Total revenue generated by the standard parcels segment in Austria totalled €31m. Business development remained stable in the first quarter of 2009, following the revenue decline in the previous year resulting from the loss of two large mail order customers.

EBIT of the Parcel & Logistics Division in Q1 2009 was still positive, at €0.7m, but was nevertheless considerably below the operating result achieved in the preceding year. This development is related to the perceptible price pressure, a recession-related delayed trend reversal in the Netherlands as well as reduced internal sales. As of June 1, 2009, the situation of Austrian Post will change due to a newly-concluded customer relationship with the parcel provider Hermes.

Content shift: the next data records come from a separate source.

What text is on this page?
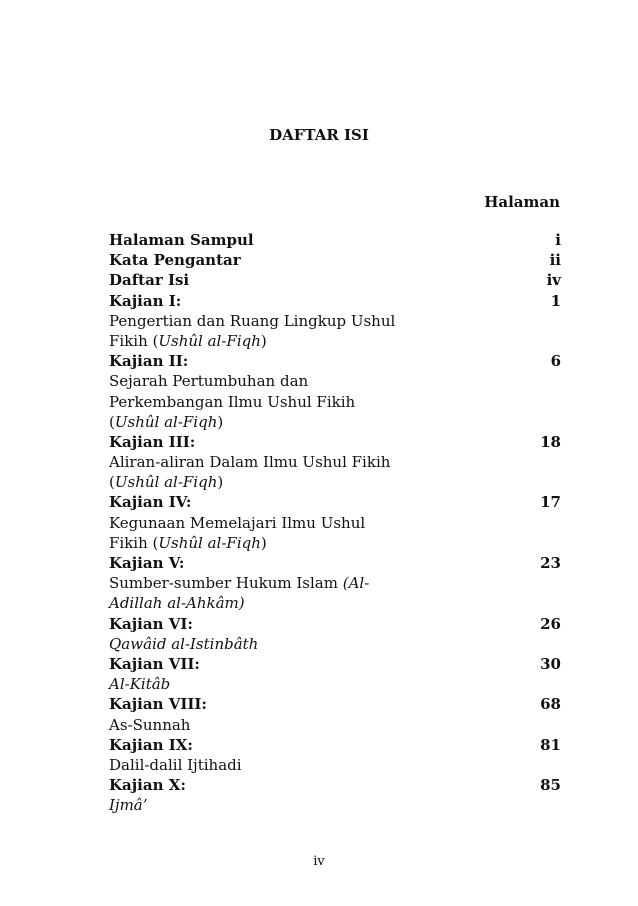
DAFTAR ISI
Halaman
Halaman Sampul	i
Kata Pengantar	ii
Daftar Isi	iv
Kajian I:	1
Pengertian dan Ruang Lingkup Ushul
Fikih (Ushûl al-Fiqh)
Kajian II:	6
Sejarah Pertumbuhan dan
Perkembangan Ilmu Ushul Fikih
(Ushûl al-Fiqh)
Kajian III:	18
Aliran-aliran Dalam Ilmu Ushul Fikih
(Ushûl al-Fiqh)
Kajian IV:	17
Kegunaan Memelajari Ilmu Ushul
Fikih (Ushûl al-Fiqh)
Kajian V:	23
Sumber-sumber Hukum Islam (Al-
Adillah al-Ahkâm)
Kajian VI:	26
Qawâid al-Istinbâth
Kajian VII:	30
Al-Kitâb
Kajian VIII:	68
As-Sunnah
Kajian IX:	81
Dalil-dalil Ijtihadi
Kajian X:	85
Ijmâ’
iv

An annual volume growth of several million parcels is expected as a consequence of the newly-signed contract.

During the first three months of 2009, external sales of the Branch Network Division climbed by 5.6% compared to Q1 2008. Despite the current market situation, Austrian Post raised sales of retail products, particularly in the mobile telephony and fixed line segments.

The financial services segment also showed a gratifying development. The volume of savings deposited at varying interest rates increased, as did investments in securities.

The change of internal sales of the Branch Network Division, which fell minus 6.7%, is attributable to the decline in letter mail and parcel volumes in the branch network, as well as the decrease in philately sales, which climbed in the previous year as a result of UEFA EURO 2008™ and a large international postage stamp exhibition.

Due to the lower internal sales, EBIT of the Branch Network Division fell to €0.2m, down from €2.6m in the first quarter of the preceding year.

The planned conversion of 300 unprofitable company-operated branches to partner-operated postal service points will be carried out in the second half of 2009, and thus has not yet resulted in any efficiency-enhancing effects.